Sepasang kaki jenjangnya melangkah gemulai masuk lalu merapatkan kembali pintu. Bagaimanapun ia masih nyonya rumah sekaligus pemilik kamar ini, terlepas dengan siapa ia membagi ruangan bersama, ia tetap punya hak untuk menempatinya. Tanpa berniat menyapa atau sekedar menunjukkan basa basi, Laura justru masuk ke ruang ganti, tak sabar untuk melepaskan bukti kenakalannya yang masih membekas jelas bau alkohol.
Billy beranjak dari duduknya kemudian berjalan cepat menyusul langkah Laura.
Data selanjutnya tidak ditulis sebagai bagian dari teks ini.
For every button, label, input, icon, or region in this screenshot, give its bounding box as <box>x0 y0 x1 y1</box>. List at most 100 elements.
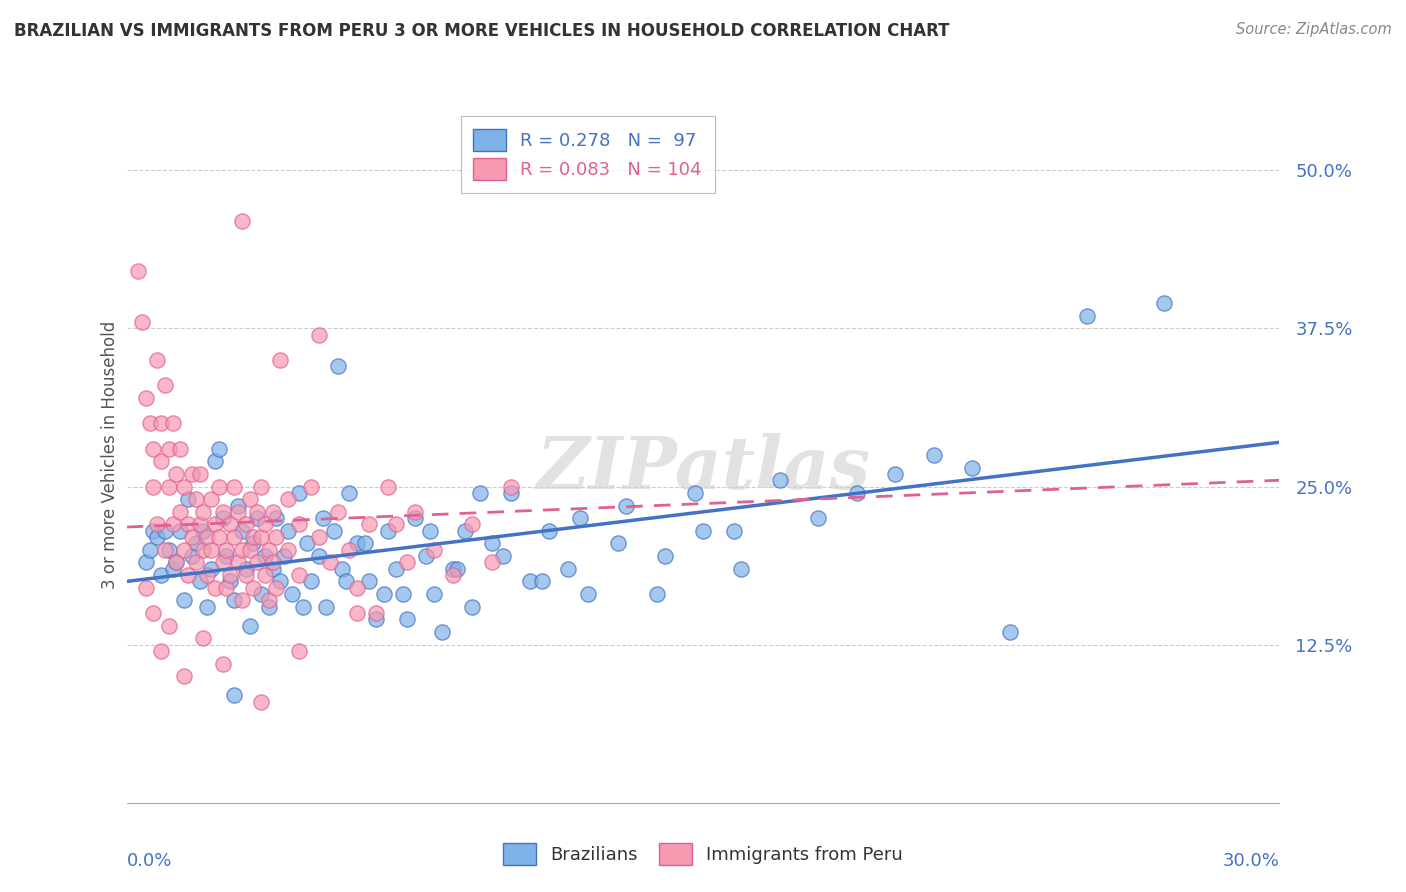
Point <box>315 599 337 614</box>
Point <box>250 695 273 709</box>
Point <box>146 517 169 532</box>
Point <box>173 542 195 557</box>
Point <box>645 587 668 601</box>
Point <box>277 492 299 507</box>
Point <box>219 574 242 589</box>
Point <box>692 524 714 538</box>
Point <box>292 599 315 614</box>
Point <box>330 562 353 576</box>
Point <box>235 562 257 576</box>
Point <box>208 530 231 544</box>
Point <box>231 214 253 228</box>
Point <box>224 688 246 702</box>
Point <box>319 556 342 570</box>
Point <box>576 587 599 601</box>
Point <box>288 486 311 500</box>
Point <box>150 644 173 658</box>
Point <box>308 549 330 563</box>
Point <box>242 536 264 550</box>
Point <box>269 574 291 589</box>
Point <box>481 536 503 550</box>
Point <box>481 556 503 570</box>
Point <box>257 542 280 557</box>
Point <box>157 442 180 456</box>
Point <box>219 568 242 582</box>
Point <box>685 486 707 500</box>
Point <box>195 599 218 614</box>
Point <box>392 587 415 601</box>
Point <box>177 517 200 532</box>
Point <box>366 606 388 620</box>
Point <box>1000 625 1022 640</box>
Point <box>224 530 246 544</box>
Y-axis label: 3 or more Vehicles in Household: 3 or more Vehicles in Household <box>101 321 120 589</box>
Point <box>242 530 264 544</box>
Point <box>162 417 184 431</box>
Point <box>807 511 830 525</box>
Point <box>461 517 484 532</box>
Point <box>288 568 311 582</box>
Point <box>277 542 299 557</box>
Point <box>346 536 368 550</box>
Point <box>184 556 207 570</box>
Point <box>353 536 375 550</box>
Point <box>423 542 446 557</box>
Point <box>299 479 322 493</box>
Text: Source: ZipAtlas.com: Source: ZipAtlas.com <box>1236 22 1392 37</box>
Point <box>188 574 211 589</box>
Point <box>150 454 173 468</box>
Point <box>384 562 406 576</box>
Point <box>253 568 276 582</box>
Legend: Brazilians, Immigrants from Peru: Brazilians, Immigrants from Peru <box>494 834 912 874</box>
Point <box>208 479 231 493</box>
Point <box>193 505 215 519</box>
Point <box>193 524 215 538</box>
Point <box>131 315 153 329</box>
Point <box>169 524 191 538</box>
Point <box>492 549 515 563</box>
Point <box>1153 296 1175 310</box>
Point <box>396 556 419 570</box>
Text: ZIPatlas: ZIPatlas <box>536 434 870 504</box>
Point <box>204 454 226 468</box>
Point <box>211 556 233 570</box>
Point <box>238 542 260 557</box>
Point <box>723 524 745 538</box>
Point <box>224 479 246 493</box>
Point <box>295 536 318 550</box>
Point <box>215 581 238 595</box>
Point <box>127 264 149 278</box>
Point <box>211 511 233 525</box>
Text: 0.0%: 0.0% <box>127 852 172 870</box>
Point <box>142 606 165 620</box>
Point <box>135 581 157 595</box>
Point <box>607 536 630 550</box>
Point <box>200 492 222 507</box>
Point <box>454 524 477 538</box>
Point <box>884 467 907 481</box>
Point <box>193 542 215 557</box>
Point <box>538 524 561 538</box>
Point <box>441 562 464 576</box>
Point <box>157 479 180 493</box>
Point <box>135 556 157 570</box>
Point <box>384 517 406 532</box>
Point <box>135 391 157 405</box>
Point <box>200 562 222 576</box>
Point <box>142 442 165 456</box>
Point <box>246 511 269 525</box>
Point <box>357 574 380 589</box>
Point <box>231 524 253 538</box>
Point <box>323 524 346 538</box>
Point <box>250 587 273 601</box>
Point <box>166 467 188 481</box>
Point <box>246 505 269 519</box>
Point <box>468 486 491 500</box>
Point <box>569 511 592 525</box>
Point <box>153 542 176 557</box>
Point <box>142 524 165 538</box>
Point <box>138 542 160 557</box>
Point <box>308 327 330 342</box>
Point <box>519 574 541 589</box>
Point <box>211 657 233 671</box>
Tidak sulit untuk mengejarnya, ia menarik tangan Laura dari belakang hingga tak bisa lagi meneruskan langkah. Laura cukup terkejut namun tidak memberontak, ia bahkan enggan berpaling ke belakang, sebisa mungkin menghindari adu tatap dengan Billy.
“Habis dari mana kamu? Kamu nggak tahu ini jam berapa?” Billy berusaha sebisa mungkin menjaga intonasi suaranya tetap lembut, meskipun harus mengorbankan perasaannya yang tercabik melihat perbuatan istrinya yang mulai keterlaluan.
Laura membisu, masih terlalu berat hati untuk meladeni pertanyaan suaminya. Meskipun ia tahu sewajarnya pria itu khawatir bahkan memarahinya, namun hatinya tetap tidak terima. “Aku sudah dewasa, tidak perlu dihakimi apapun yang sudah aku lakukan.” Jawab Laura dengan posisi membelakangi Billy.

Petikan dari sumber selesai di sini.